If we can’t figure out why Pangram is flagging something, we trust our editors’ human brains beyond the app. After all, the goal isn’t to eradicate all robots, it’s to publish amazing work that meets our style guides and will help readers.
I didn’t use an LLM, but I think another app I used may have sneakily incorporated AI into my work
Yes, this absolutely happens and this absolutely sucks. Almost all enterprise apps, including MS Word, Google suite, and Grammarly, among many others that you might regularly use for writing and communication, are starting to incorporate features that prompt you to replace your work with their AI-suggested work. This may be unintentional on your part, but it is still resulting in output that is not your own.
Our best advice is to go into the settings of any app you regularly use and turn off any AI features; if that’s not possible, it may be time to find a new app.

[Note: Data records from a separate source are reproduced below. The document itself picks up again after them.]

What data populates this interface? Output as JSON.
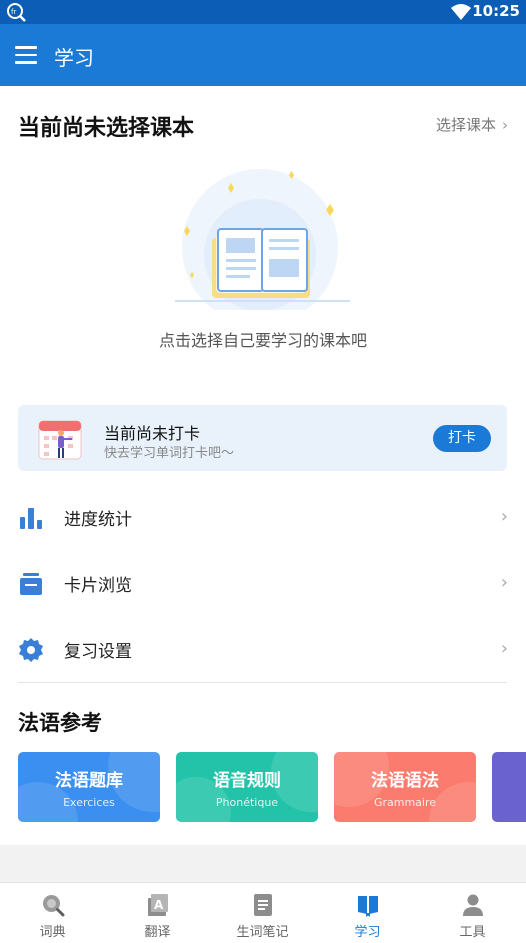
{
  "status_bar": {
    "time": "10:25"
  },
  "app_bar": {
    "title": "学习"
  },
  "textbook": {
    "title": "当前尚未选择课本",
    "select_label": "选择课本",
    "empty_hint": "点击选择自己要学习的课本吧"
  },
  "checkin": {
    "title": "当前尚未打卡",
    "subtitle": "快去学习单词打卡吧〜",
    "button": "打卡"
  },
  "menu": [
    {
      "label": "进度统计",
      "icon": "bar-chart-icon"
    },
    {
      "label": "卡片浏览",
      "icon": "cards-icon"
    },
    {
      "label": "复习设置",
      "icon": "gear-icon"
    }
  ],
  "reference": {
    "title": "法语参考",
    "cards": [
      {
        "title": "法语题库",
        "subtitle": "Exercices",
        "color": "#3a8ff0"
      },
      {
        "title": "语音规则",
        "subtitle": "Phonétique",
        "color": "#22c3a9"
      },
      {
        "title": "法语语法",
        "subtitle": "Grammaire",
        "color": "#fb7c6e"
      },
      {
        "title": "",
        "subtitle": "",
        "color": "#6a63cf"
      }
    ]
  },
  "bottom_nav": [
    {
      "label": "词典",
      "icon": "dictionary-search-icon",
      "active": false
    },
    {
      "label": "翻译",
      "icon": "translate-icon",
      "active": false
    },
    {
      "label": "生词笔记",
      "icon": "notebook-icon",
      "active": false
    },
    {
      "label": "学习",
      "icon": "book-icon",
      "active": true
    },
    {
      "label": "工具",
      "icon": "person-icon",
      "active": false
    }
  ],
  "colors": {
    "primary": "#1a7ad6",
    "status_bar": "#0c5db5",
    "checkin_bg": "#e9f2fb"
  }
}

I didn’t use an LLM, the problem is that my work was used to train LLMs so they are writing in my voice.
If you have books in print or have writing on the internet, your work probably was stolen to train LLMs. But then the LLMs are post-trained to have a very narrow range of specific voices of their own, and those specific robot voices are the ones we are not interested in publishing—and that detection apps are designed to look for.

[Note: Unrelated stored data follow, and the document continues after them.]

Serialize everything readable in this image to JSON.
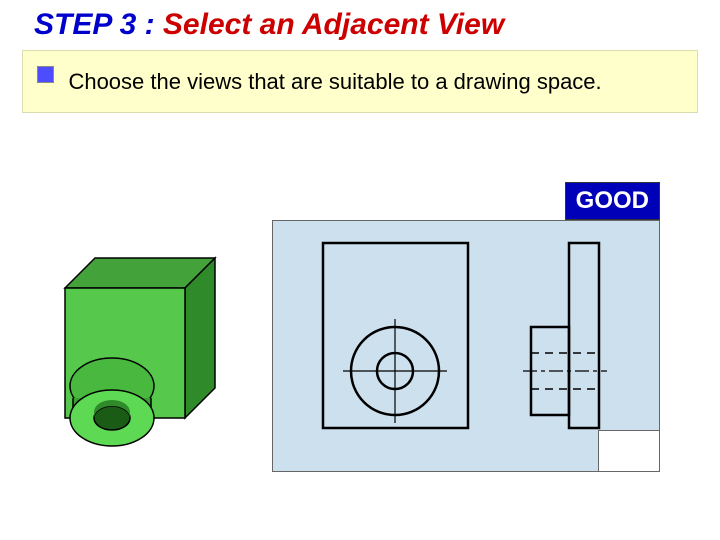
{
  "title": {
    "step": "STEP 3 : ",
    "rest": "Select an Adjacent  View"
  },
  "description": "Choose the views that are suitable to a drawing space.",
  "badge": "GOOD"
}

It’s just because I use em-dashes / I use specific words that AI also likes to use
Send us a version of your manuscript without these elements and we can take another look.
That is my unique voice
Friend, we know you can do better.

For perspective: Only a very small percentage of the creative work that comes across our desks tests positive for AI, though the workload that has resulted for us from it has been massive. We’ve been on a journey this year, spending many more hours than we want to learning about AI, how people use it, and how people think and talk about it. We like to learn, but good grief, y’all. There are some giant companies pouring HUGE amounts of money into trying to convince us that AI is the new normal. It’s not and we don’t believe it will be. We appreciate you reading something that empowers you to think critically against that narrative.